The only information you need from this CSV is the ‘Date’ and the ‘Closing Price’, you can delete all the other columns.

Create a new column to the right of the ‘Close” price, and call it ‘Price Change’.  Use this column to calculate the daily price change, by subtracting todays price close, from that of yesterdays ‘Close’. Once you have all the ‘Price Changes’ calculated for your selected date range, you must calculate the mean of all these prices.

At the bottom of the ‘Price Change’ Column write the formula =Average(D4:D64). Keep in mind, Your letters and numbers will vary depending on which column you used for your ‘Price Change’ Calculation, and also how many prices you have in your sample.

In the case of my (GRPN) Stock the Mean is -0.0116

And the S&P is -0.00313.

### Next we must calculate the Deviation from the Mean in order to find the Beta

To do this, we take the daily price change minus the Mean of (GRPN) -0.0116.

### Next find the Deviation from the Mean of the S&P Index’s prices.

Follow the same steps above to calculate the daily ‘Price Change” of the S&P, then calculate the Mean, just like you did for your chosen stock. Below are the daily Deviations from the Mean for the three months I selected for GRPN. #### And the Daily Deviation from the Mean for the S&P at the time. Next we multiply the daily Deviations from the mean by each other.

For instance; the first Deviation from the mean for (GRPN) was 0.0273, and the S&P was -0.0096, multiplied together gives us -0.0003.  This becomes the ‘Product of the Deviation’.

Now, repeat this calculation for each day of the “Price Change”.

Once we calculate all the ‘products of the deviations’, we add them together to find the Sum total.  In the case of (GRPN) verses the S&P, the sum total of the ‘product of the deviations’ is 0.0310.

Now that we have the product of the deviations, we take this and multiply it by 1/N-1N= the number of observations, in this case I had 61 observations over the three month trading period.  It looks like this:

(.0310*1/n-1)  or .0310*1/60 since N=61, then 61-1=60.  The product of this is .00051667, which becomes our Co-Variance.

### We are not done yet.  To find the beta of a stock you need to divide the Co-Variance by the Variance.
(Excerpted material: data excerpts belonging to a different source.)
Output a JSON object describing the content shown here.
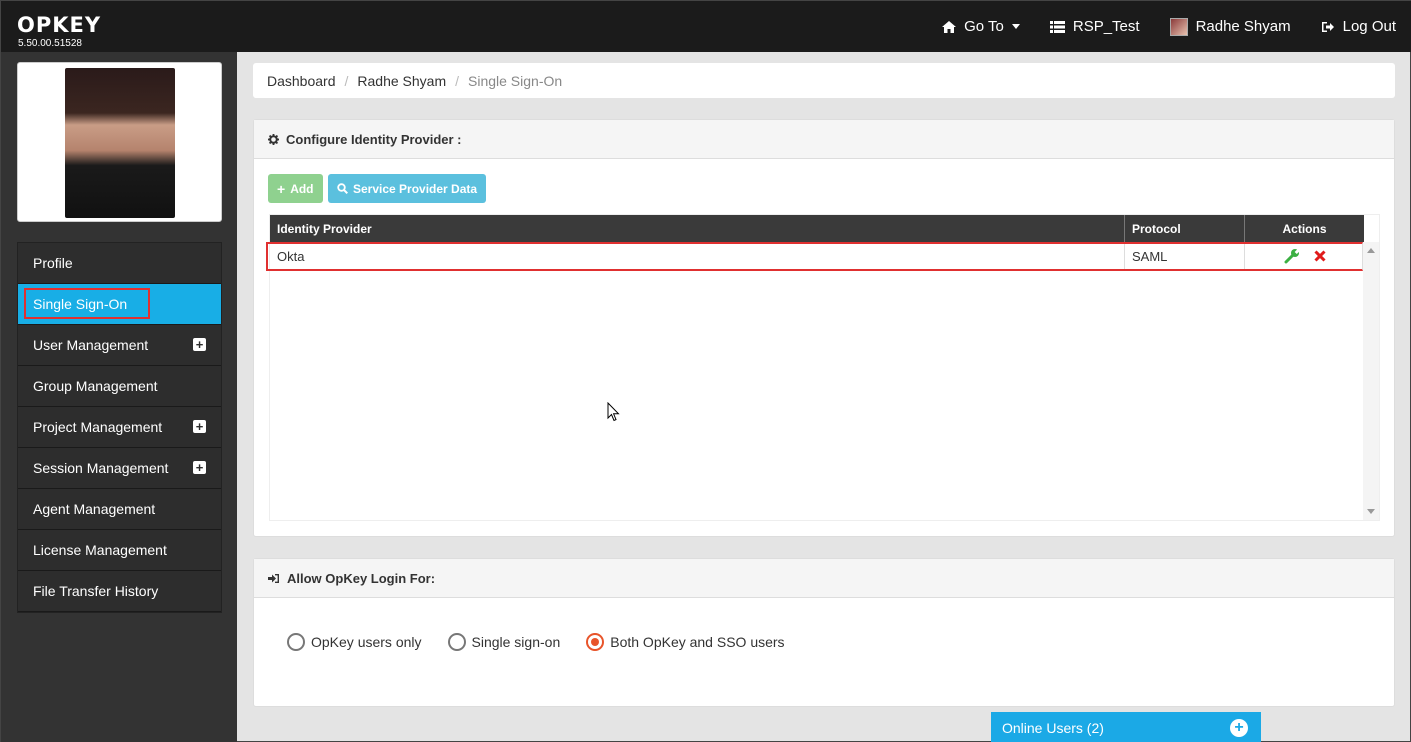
{
  "app": {
    "logo": "OPKEY",
    "version": "5.50.00.51528"
  },
  "topnav": {
    "goto_label": "Go To",
    "project_label": "RSP_Test",
    "user_label": "Radhe Shyam",
    "logout_label": "Log Out"
  },
  "sidebar": {
    "items": [
      {
        "label": "Profile"
      },
      {
        "label": "Single Sign-On"
      },
      {
        "label": "User Management"
      },
      {
        "label": "Group Management"
      },
      {
        "label": "Project Management"
      },
      {
        "label": "Session Management"
      },
      {
        "label": "Agent Management"
      },
      {
        "label": "License Management"
      },
      {
        "label": "File Transfer History"
      }
    ],
    "active_index": 1
  },
  "breadcrumb": {
    "items": [
      "Dashboard",
      "Radhe Shyam",
      "Single Sign-On"
    ]
  },
  "identity_panel": {
    "title": "Configure Identity Provider :",
    "add_label": "Add",
    "sp_data_label": "Service Provider Data",
    "columns": [
      "Identity Provider",
      "Protocol",
      "Actions"
    ],
    "rows": [
      {
        "provider": "Okta",
        "protocol": "SAML"
      }
    ]
  },
  "login_panel": {
    "title": "Allow OpKey Login For:",
    "options": [
      "OpKey users only",
      "Single sign-on",
      "Both OpKey and SSO users"
    ],
    "selected_index": 2
  },
  "online_users": {
    "label": "Online Users (2)"
  },
  "colors": {
    "accent": "#18aee6",
    "highlight": "#e03030",
    "radio_selected": "#e8542a"
  }
}
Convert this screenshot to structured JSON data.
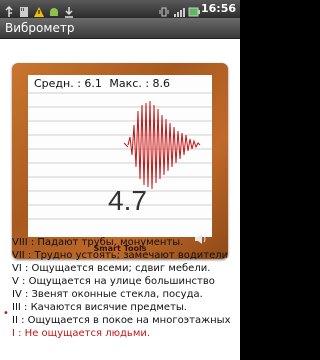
{
  "status_bar": {
    "time": "16:56"
  },
  "title_bar": {
    "title": "Виброметр"
  },
  "meter": {
    "avg_label": "Средн. : 6.1",
    "max_label": "Макс. : 8.6",
    "reading": "4.7",
    "brand": "Smart Tools"
  },
  "scale": [
    "VIII : Падают трубы, монументы.",
    "VII : Трудно устоять; замечают водители",
    "VI : Ощущается всеми; сдвиг мебели.",
    "V : Ощущается на улице большинство",
    "IV : Звенят оконные стекла, посуда.",
    "III : Качаются висячие предметы.",
    "II : Ощущается в покое на многоэтажных",
    "I : Не ощущается людьми."
  ],
  "current_level_marker": "•",
  "colors": {
    "accent": "#c81414",
    "frame": "#b3641f"
  }
}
Now that we know the Co-Variance, we have to calculate the Variance of the S&P, and in order to do that we need to square the deviations from the mean for the S&P, see here: We are almost finished.  The sum of this is .019869.  We then take this number and divided it by N-1.  We’ve determined that N=61, so N-1 again is 60.  So, we divide .019869 by 60 or .00033115, which becomes the Variance.

Now, we simply divide the Co-Variance, (.00051667) by the Variance  (.00033115) and this will give us our Beta of 1.56022.

### GRPN is considered a High Beta Stock.

With a Beta of 1.56022, it is generally assumed the stock will move nearly 1.5 times as much as the S&P, which is rather volatile.  This is likely not a stock Warren Buffett would ever invest in, but it’s a great stock for a day-trader to ‘swing trade’.  Either way, depending on what side of the trade you are on, either long or short, it could be very lucrative or very un-profitable.

So, choose your position wisely and go out and make some money!